The practice of social distancing and isolation is much harder to maintain in both cultures. Both cultures seem to embrace the practice in principal. In practice, the West probably does better, though neither were practiced very successfully in airports or on planes. Particularly in the large cities of the East, people are crammed tightly together on public transit, in food stalls or wherever you are. Spaces are just tight. This probably another reason that Asians have embraced masks. Outside of airports, the West tends to be more open, cars are a more common mode of transport. Distancing and isolation are more a way of life. 

Quarantines, curfews and the closing of businesses are probably the most draconian measures taken to combat the spread of disease. Everyone seems to understand how these work. In China, quarantines were implemented quickly, but still more than 80,000 eventually came down with the disease. I am not aware of this being done on a large scale anywhere else in Asia. Quarantines and curfew have now been implemented on a large scale in Europe. One would think that this would be nearly impossible to do in Europe, but the situation was getting so out of control so fast, that the public appears to have accepted it. In the US, the federal government does not have the authority to implement these measures. State and local governments have the power of policing. This leads to uneven implementation, though by now, most areas have settled on some form of limiting commerce.

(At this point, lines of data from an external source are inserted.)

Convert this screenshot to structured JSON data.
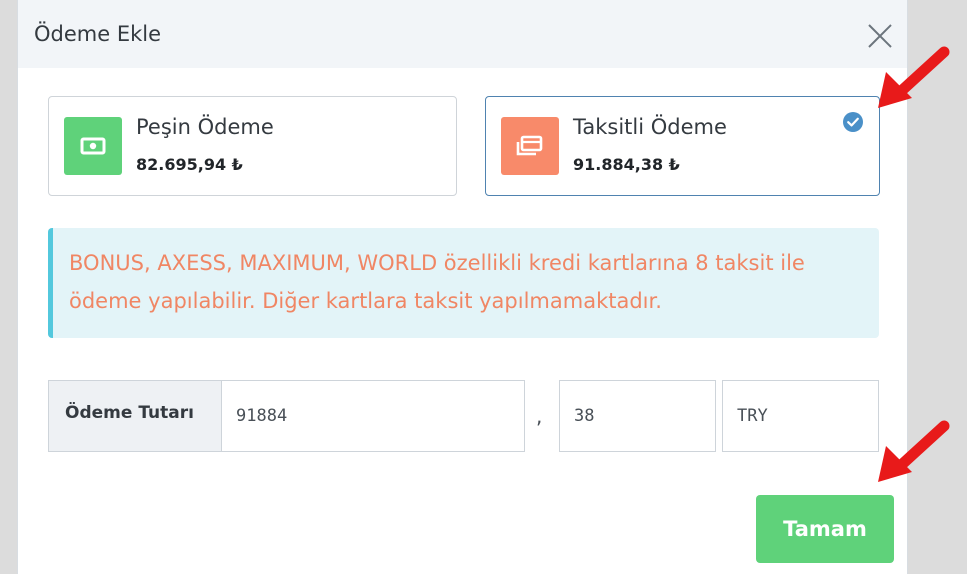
{
  "modal": {
    "title": "Ödeme Ekle"
  },
  "options": [
    {
      "title": "Peşin Ödeme",
      "amount": "82.695,94 ₺",
      "icon": "cash-icon",
      "color": "#5fd27a",
      "selected": false
    },
    {
      "title": "Taksitli Ödeme",
      "amount": "91.884,38 ₺",
      "icon": "credit-card-icon",
      "color": "#f88a6a",
      "selected": true
    }
  ],
  "alert": {
    "text": "BONUS, AXESS, MAXIMUM, WORLD özellikli kredi kartlarına 8 taksit ile ödeme yapılabilir. Diğer kartlara taksit yapılmamaktadır."
  },
  "payment_form": {
    "label": "Ödeme Tutarı",
    "amount_integer": "91884",
    "separator": ",",
    "amount_decimal": "38",
    "currency": "TRY"
  },
  "actions": {
    "ok_label": "Tamam"
  },
  "colors": {
    "accent_green": "#5fd27a",
    "accent_orange": "#f88a6a",
    "check_blue": "#4a90c8",
    "annotation_red": "#e81a1a"
  }
}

No one knows how or when this pandemic will end. Undoubtedly, millions of people will contract the disease and tens of thousands will die from it. At this point, the Asian countries appear to have done the best job of containing the spread, but at this point, the spread could ebb and flow several times and we appear to be a long way from being able to declare victory. It is clear that many will die and trillions of dollars of economic output will be lost before the virus is brought under control and it should be fought with every weapon in our arsenal. Some measures are more easily implemented than others, but none should be discounted. Xenophobic and ego-driven attacks are not helpful. We have a common enemy and don’t need to fight each other.